Henryk GOTLIB, (1890-1966) Modern British
 
01737 353 605

Henryk GOTLIB, (1890-1966)

The Rider, 1939

Medium

Oil on Canvas
Size
24x20in (61x50.8cm)
Price
£15,000
Provenance
Roland, Browse & Delbanco

Reclining Figure, 1960

Medium

Oil on Canvas
Size
91.5cm x 71cm
Price
£20,000
Provenance
Crane Kalman Gallery, London Bradford Art Gallery The National Museum of Warsaw, January-February 1980 No. 51


About the Artist

Henryk GOTLIB (1890-1966)

Painter, printmaker, sculptor and writer, born in Cracow, Poland.

Studied at the Academy of Fine Art, Cracow, later in Munich, Amsterdam and Paris.

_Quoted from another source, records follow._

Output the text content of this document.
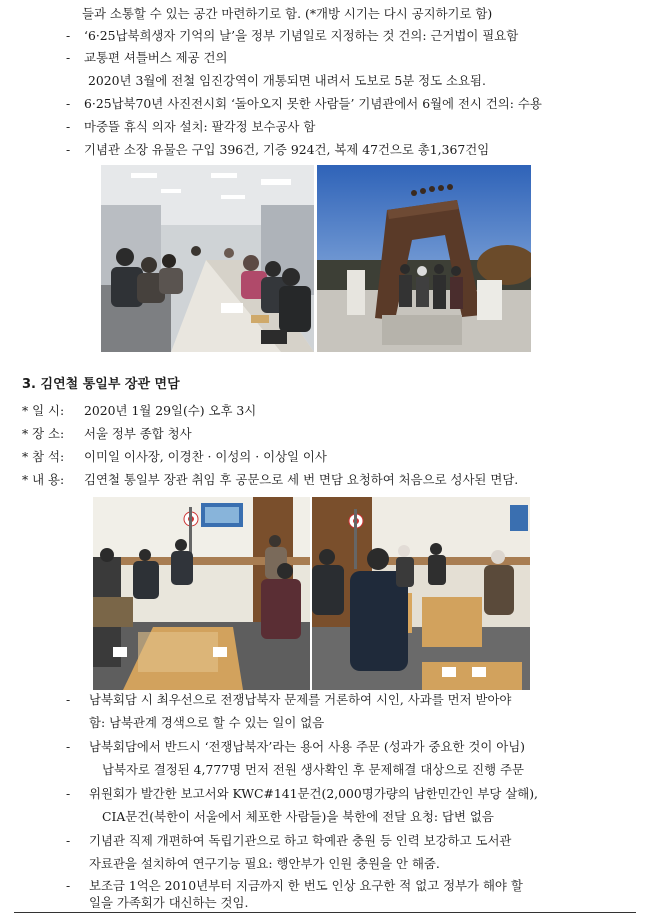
들과 소통할 수 있는 공간 마련하기로 함. (*개방 시기는 다시 공지하기로 함)
- ‘6·25납북희생자 기억의 날’을 정부 기념일로 지정하는 것 건의: 근거법이 필요함
- 교통편 셔틀버스 제공 건의
2020년 3월에 전철 임진강역이 개통되면 내려서 도보로 5분 정도 소요됨.
- 6·25납북70년 사진전시회 ‘돌아오지 못한 사람들’ 기념관에서 6월에 전시 건의: 수용
- 마중뜰 휴식 의자 설치: 팔각정 보수공사 함
- 기념관 소장 유물은 구입 396건, 기증 924건, 복제 47건으로 총1,367건임
3. 김연철 통일부 장관 면담
* 일 시: 2020년 1월 29일(수) 오후 3시
* 장 소: 서울 정부 종합 청사
* 참 석: 이미일 이사장, 이경찬 · 이성의 · 이상일 이사
* 내 용: 김연철 통일부 장관 취임 후 공문으로 세 번 면담 요청하여 처음으로 성사된 면담.
- 남북회담 시 최우선으로 전쟁납북자 문제를 거론하여 시인, 사과를 먼저 받아야
함: 남북관계 경색으로 할 수 있는 일이 없음
- 남북회담에서 반드시 ‘전쟁납북자’라는 용어 사용 주문 (성과가 중요한 것이 아님)
납북자로 결정된 4,777명 먼저 전원 생사확인 후 문제해결 대상으로 진행 주문
- 위원회가 발간한 보고서와 KWC#141문건(2,000명가량의 남한민간인 부당 살해),
CIA문건(북한이 서울에서 체포한 사람들)을 북한에 전달 요청: 답변 없음
- 기념관 직제 개편하여 독립기관으로 하고 학예관 충원 등 인력 보강하고 도서관
자료관을 설치하여 연구기능 필요: 행안부가 인원 충원을 안 해줌.
- 보조금 1억은 2010년부터 지금까지 한 번도 인상 요구한 적 없고 정부가 해야 할
일을 가족회가 대신하는 것임.
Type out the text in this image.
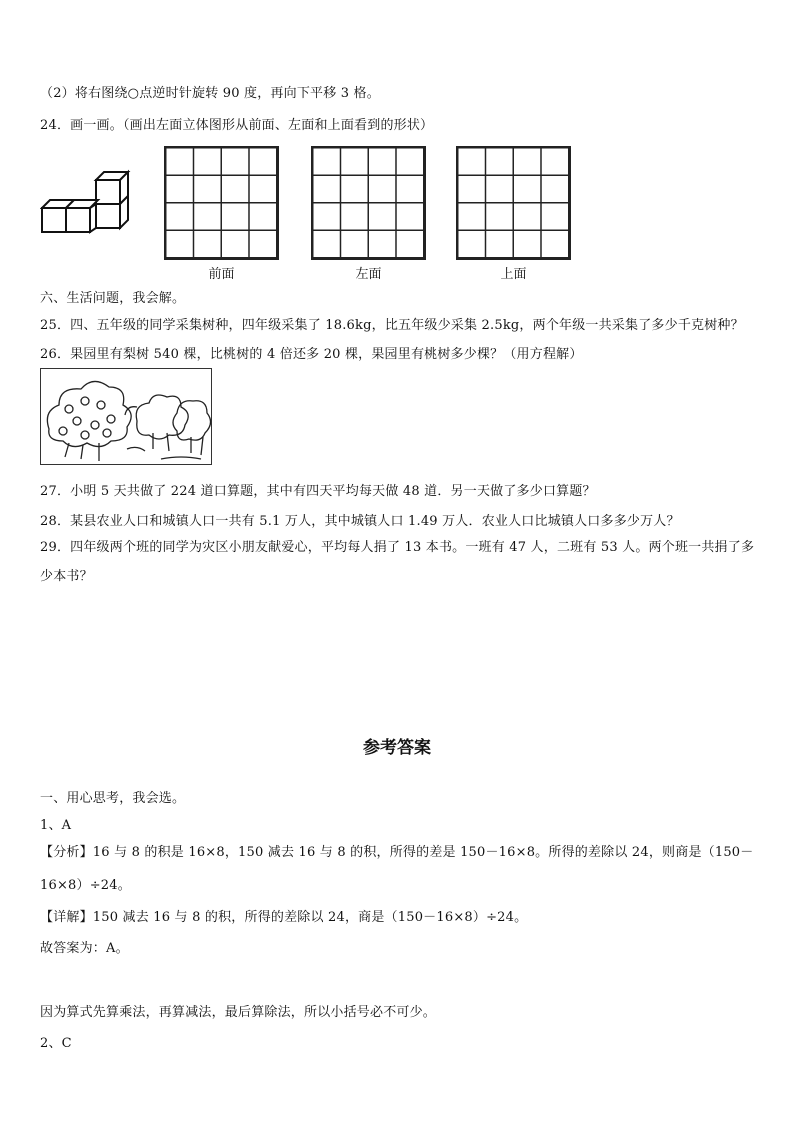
（2）将右图绕○点逆时针旋转 90 度，再向下平移 3 格。
24．画一画。（画出左面立体图形从前面、左面和上面看到的形状）
前面	左面	上面
六、生活问题，我会解。
25．四、五年级的同学采集树种，四年级采集了 18.6kg，比五年级少采集 2.5kg，两个年级一共采集了多少千克树种？
26．果园里有梨树 540 棵，比桃树的 4 倍还多 20 棵，果园里有桃树多少棵？（用方程解）
27．小明 5 天共做了 224 道口算题，其中有四天平均每天做 48 道．另一天做了多少口算题？
28．某县农业人口和城镇人口一共有 5.1 万人，其中城镇人口 1.49 万人．农业人口比城镇人口多多少万人？
29．四年级两个班的同学为灾区小朋友献爱心，平均每人捐了 13 本书。一班有 47 人，二班有 53 人。两个班一共捐了多少本书？
参考答案
一、用心思考，我会选。
1、A
【分析】16 与 8 的积是 16×8，150 减去 16 与 8 的积，所得的差是 150－16×8。所得的差除以 24，则商是（150－16×8）÷24。
【详解】150 减去 16 与 8 的积，所得的差除以 24，商是（150－16×8）÷24。
故答案为：A。
因为算式先算乘法，再算减法，最后算除法，所以小括号必不可少。
2、C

Had first one-man show in Warsaw in 1918, a year later returning to Cracow, where he became leader of advanced Formist movement.

Early in the 1920s Gotlib had shows in Berlin and Amsterdam, then during the rest of the decade he lived mainly in France. Early in the 1930s he travelled extensively in Europe but exhibited in Poland and took part in Polish shows overseas.

In 1934 returned to Cracow where he continued to write, then to broadcast on art. Having travelled to Cornwall just before World War II, he decided to remain in England where he began to exhibit, notably one-man shows with Roland, Browse and Delbanco in the 1940s. Later solo shows were held with O’Hana and Crane Kalman.

The Arts Council acquired The Boat in 1961, the Gulbenkian Foundation two pictures in 1962. Gotlib’s book, in English, ‘Polish Painting’ appeared in 1942, and ‘The Travels of a Painter’, earlier commissioned by a Polish publisher, in 1947. Gotlib’s early work was much influenced by Bonnard, tinged with Kandinsky’s mysticism.

An exhibition was held at the Scottish National Gallery of Modern Art, 1970, with tour; another at Morley Gallery, 1971; Boundary Gallery, 1988; and Connaught Brown, 1996. Lived in South Godstone, Surrey.